The ECT Act and FICA have highlighted the need for effective document and records archiving, retention, retrieval and management while FAIS requires organisations, in terms of technology, to be able to track and record conversations and documents exchanged with clients.

In achieving FAIS compliance organisations have started investigating information storage and management solutions to maintain documented advice and mechanisms that allow them to match employee skills and certification to customer requests for advice.

Electronic documents are used extensively in companies today, for such tasks as:

* Negotiating, entering or maintaining business relations with clients,customers, vendors and service providers;
* Buying services or products;
* Receiving or transmitting business-related complaints, recommendations, problems, questions or inquiries; and
* Communicating information about product development, sales, service offerings, customer service, marketing or advertising.

In today`s business world, security and confidentiality involve more than the encryption of e-mail message and attachment content. It also means securing the processes of authentication, integrity and subsequent archiving. New information storage development can now ensure tamper-proof electronic record archiving with record management audit trails.

Some of the benefits of using e-mail records compliance management solutions are:

* E-mail is stored on the appropriate-cost storage;
* Direct user access to archives eliminates IT intervention;
* Stored message sizes are reduced;
* Storage volume is reduced because messages are stored only once;
* Messages and attachments are fully indexed for accurate results in discovery;
* Archived data is protected; and
* Management is centralised for direct user and corporate retrieval.

More than simple IT and cost benefits, there are other advantages to be had from employing a mail records management solution:

Organisations typically retain records and other information in order to address business, operational, legal, regulatory, and/or historical needs. As e-mail use in the public and private sector is replacing many of the more traditional forms of communication, many records are contained in e-mail, ranging from customer correspondence, advertising, and sales literature to customer grievances, requests for service, orders, receipts, confirmations, and various reports.

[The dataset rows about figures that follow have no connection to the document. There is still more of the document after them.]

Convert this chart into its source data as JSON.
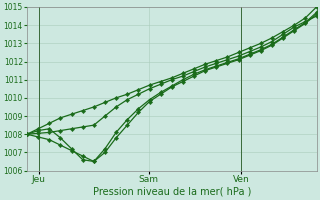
{
  "title": "Pression niveau de la mer( hPa )",
  "ylim": [
    1006,
    1015
  ],
  "yticks": [
    1006,
    1007,
    1008,
    1009,
    1010,
    1011,
    1012,
    1013,
    1014,
    1015
  ],
  "background_color": "#cde8e0",
  "grid_color": "#aaccbb",
  "line_color": "#1a6b1a",
  "vline_color": "#3a6a3a",
  "xtick_labels": [
    "Jeu",
    "Sam",
    "Ven"
  ],
  "xtick_positions": [
    0.04,
    0.42,
    0.74
  ],
  "vline_positions": [
    0.04,
    0.74
  ],
  "series": [
    [
      1008.0,
      1008.05,
      1008.1,
      1008.2,
      1008.3,
      1008.4,
      1008.5,
      1009.0,
      1009.5,
      1009.9,
      1010.2,
      1010.5,
      1010.75,
      1011.0,
      1011.2,
      1011.45,
      1011.7,
      1011.9,
      1012.1,
      1012.3,
      1012.55,
      1012.8,
      1013.1,
      1013.5,
      1013.9,
      1014.2,
      1014.5
    ],
    [
      1008.0,
      1007.85,
      1007.7,
      1007.4,
      1007.1,
      1006.8,
      1006.5,
      1007.0,
      1007.8,
      1008.5,
      1009.2,
      1009.8,
      1010.2,
      1010.6,
      1010.9,
      1011.2,
      1011.5,
      1011.7,
      1011.9,
      1012.1,
      1012.35,
      1012.6,
      1012.9,
      1013.3,
      1013.7,
      1014.1,
      1014.6
    ],
    [
      1008.0,
      1008.2,
      1008.3,
      1007.8,
      1007.2,
      1006.6,
      1006.5,
      1007.2,
      1008.1,
      1008.8,
      1009.4,
      1009.9,
      1010.3,
      1010.65,
      1011.0,
      1011.3,
      1011.55,
      1011.75,
      1011.95,
      1012.15,
      1012.4,
      1012.65,
      1012.95,
      1013.35,
      1013.75,
      1014.15,
      1014.7
    ],
    [
      1008.0,
      1008.3,
      1008.6,
      1008.9,
      1009.1,
      1009.3,
      1009.5,
      1009.75,
      1010.0,
      1010.2,
      1010.45,
      1010.7,
      1010.9,
      1011.1,
      1011.35,
      1011.6,
      1011.85,
      1012.05,
      1012.25,
      1012.5,
      1012.75,
      1013.0,
      1013.3,
      1013.65,
      1014.0,
      1014.4,
      1015.0
    ]
  ],
  "n_points": 27,
  "marker": "D",
  "markersize": 2.2,
  "linewidth": 0.9,
  "title_fontsize": 7,
  "ytick_fontsize": 5.5,
  "xtick_fontsize": 6.5
}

Key to record keeping practice is the ability to retain access to the record for as long as the business value remains. For any organisation, the compelling need to be compliant with regulations defines the business value and associated retention period. For example, if the firm chooses to manage e-mail as simple correspondence, then there is a regulatory obligation to retain the e-mail for three years. At the end of the three years, the business value of compliance stops.

The resulting action of the firm is to destroy the records. During the retention period, the firm has an obligation to provide reasonably prompt access to the records. Another objective with regard to business value is to provide easy access to the records, such that users are not compelled to create their own personal archives of e-mail or other communication records.

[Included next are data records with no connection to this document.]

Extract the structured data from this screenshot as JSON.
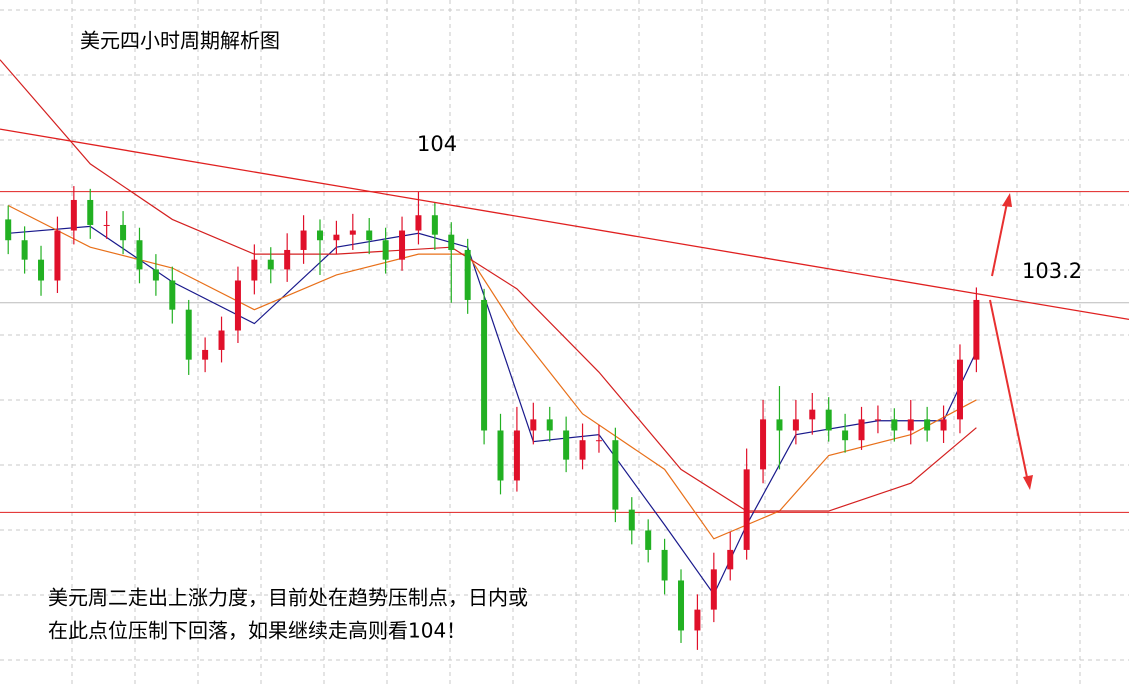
{
  "chart_data": {
    "type": "candlestick",
    "title": "美元四小时周期解析图",
    "note_lines": [
      "美元周二走出上涨力度，目前处在趋势压制点，日内或",
      "在此点位压制下回落，如果继续走高则看104！"
    ],
    "resistance": 104,
    "target": 103.2,
    "support": 101.69,
    "xlim": [
      -0.5,
      68.3
    ],
    "ylim": [
      100.44,
      105.38
    ],
    "up_color": "#e0102a",
    "down_color": "#22b022",
    "open": [
      103.8,
      103.65,
      103.51,
      103.36,
      103.72,
      103.94,
      103.76,
      103.76,
      103.65,
      103.44,
      103.36,
      103.15,
      102.79,
      102.86,
      103.0,
      103.36,
      103.51,
      103.44,
      103.58,
      103.72,
      103.65,
      103.69,
      103.72,
      103.65,
      103.51,
      103.72,
      103.83,
      103.69,
      103.58,
      103.22,
      102.28,
      101.92,
      102.28,
      102.36,
      102.28,
      102.07,
      102.21,
      102.21,
      101.71,
      101.56,
      101.42,
      101.2,
      100.84,
      100.99,
      101.28,
      101.42,
      102.0,
      102.36,
      102.28,
      102.36,
      102.43,
      102.28,
      102.21,
      102.36,
      102.36,
      102.28,
      102.36,
      102.28,
      102.36,
      102.79
    ],
    "high": [
      103.9,
      103.75,
      103.61,
      103.82,
      104.04,
      104.02,
      103.86,
      103.86,
      103.74,
      103.55,
      103.46,
      103.22,
      102.95,
      103.1,
      103.46,
      103.62,
      103.6,
      103.7,
      103.83,
      103.8,
      103.79,
      103.84,
      103.81,
      103.74,
      103.82,
      104.0,
      103.92,
      103.78,
      103.66,
      103.3,
      102.4,
      102.45,
      102.48,
      102.45,
      102.38,
      102.33,
      102.32,
      102.3,
      101.8,
      101.64,
      101.5,
      101.28,
      101.1,
      101.4,
      101.55,
      102.15,
      102.5,
      102.6,
      102.5,
      102.55,
      102.52,
      102.4,
      102.45,
      102.46,
      102.44,
      102.5,
      102.45,
      102.46,
      102.9,
      103.31
    ],
    "low": [
      103.55,
      103.41,
      103.25,
      103.27,
      103.62,
      103.66,
      103.66,
      103.55,
      103.34,
      103.25,
      103.05,
      102.68,
      102.7,
      102.77,
      102.91,
      103.26,
      103.34,
      103.35,
      103.48,
      103.4,
      103.55,
      103.58,
      103.55,
      103.41,
      103.43,
      103.62,
      103.58,
      103.2,
      103.12,
      102.18,
      101.82,
      101.84,
      102.18,
      102.2,
      101.98,
      102.0,
      102.12,
      101.62,
      101.46,
      101.33,
      101.1,
      100.75,
      100.7,
      100.9,
      101.2,
      101.35,
      101.9,
      102.0,
      102.18,
      102.25,
      102.2,
      102.12,
      102.14,
      102.26,
      102.2,
      102.18,
      102.2,
      102.19,
      102.26,
      102.7
    ],
    "close": [
      103.65,
      103.51,
      103.36,
      103.72,
      103.94,
      103.76,
      103.76,
      103.65,
      103.44,
      103.36,
      103.15,
      102.79,
      102.86,
      103.0,
      103.36,
      103.51,
      103.44,
      103.58,
      103.72,
      103.65,
      103.69,
      103.72,
      103.65,
      103.51,
      103.72,
      103.83,
      103.69,
      103.58,
      103.22,
      102.28,
      101.92,
      102.28,
      102.36,
      102.28,
      102.07,
      102.21,
      102.21,
      101.71,
      101.56,
      101.42,
      101.2,
      100.84,
      100.99,
      101.28,
      101.42,
      102.0,
      102.36,
      102.28,
      102.36,
      102.43,
      102.28,
      102.21,
      102.36,
      102.36,
      102.28,
      102.36,
      102.28,
      102.36,
      102.79,
      103.22
    ],
    "trendline": {
      "x": [
        -0.5,
        68.3
      ],
      "values": [
        104.45,
        103.08
      ],
      "color": "#e02020"
    },
    "moving_averages": [
      {
        "color": "#1a1a8c",
        "x": [
          0,
          5,
          10,
          15,
          20,
          25,
          28,
          30,
          32,
          36,
          40,
          43,
          45,
          48,
          53,
          57,
          59
        ],
        "values": [
          103.7,
          103.75,
          103.35,
          103.05,
          103.6,
          103.7,
          103.6,
          102.9,
          102.2,
          102.25,
          101.6,
          101.1,
          101.6,
          102.25,
          102.35,
          102.35,
          102.85
        ]
      },
      {
        "color": "#e8701a",
        "x": [
          0,
          5,
          10,
          15,
          20,
          25,
          28,
          31,
          35,
          40,
          43,
          47,
          50,
          55,
          59
        ],
        "values": [
          103.9,
          103.6,
          103.45,
          103.15,
          103.4,
          103.55,
          103.55,
          103.0,
          102.4,
          102.0,
          101.5,
          101.7,
          102.1,
          102.25,
          102.5
        ]
      },
      {
        "color": "#d42020",
        "x": [
          -0.5,
          5,
          10,
          15,
          20,
          27,
          31,
          36,
          41,
          45,
          50,
          55,
          59
        ],
        "values": [
          104.95,
          104.2,
          103.8,
          103.55,
          103.55,
          103.6,
          103.3,
          102.7,
          102.0,
          101.7,
          101.7,
          101.9,
          102.3
        ]
      }
    ]
  }
}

In Microsoft Outlook and Exchange environments, for example, this is done through the use of .PST files.

Most organisations have the view that any residual value that an expired record may give to an end-user is outweighed by the associated costs and legal risks. Consequently, firms have a compelling interest in destroying the original and all convenience copies of the expired records.

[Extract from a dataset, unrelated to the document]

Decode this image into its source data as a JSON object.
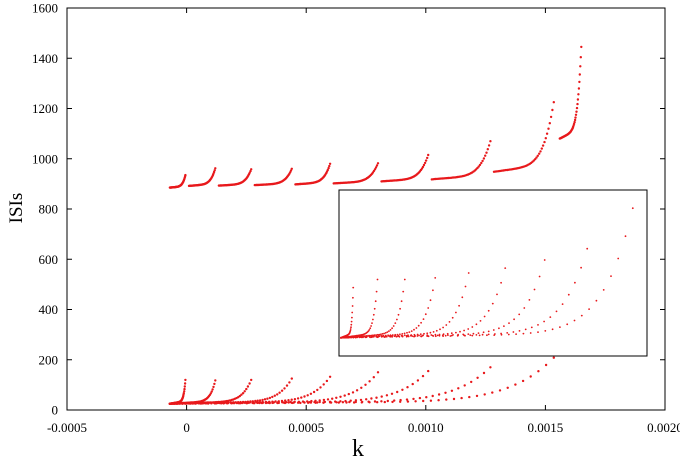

Notwithstanding regulatory considerations, decisions for more robust e-mail solutions simply have to be cost-justifiable. The key business drivers for IT in most organisations remain:

* Improving customer service;
* Productivity gains for users; and
* Cost reduction of IT operations.

Deploying comprehensive mail records management solutions ensures that IT executives need not fear fines and threats of imprisonment for non-compliance with regulations to archive e-mail business records. But they need to take heed of the warnings now: the Radicati Group has found that only 37% of US organisations have an e-mail archiving policy.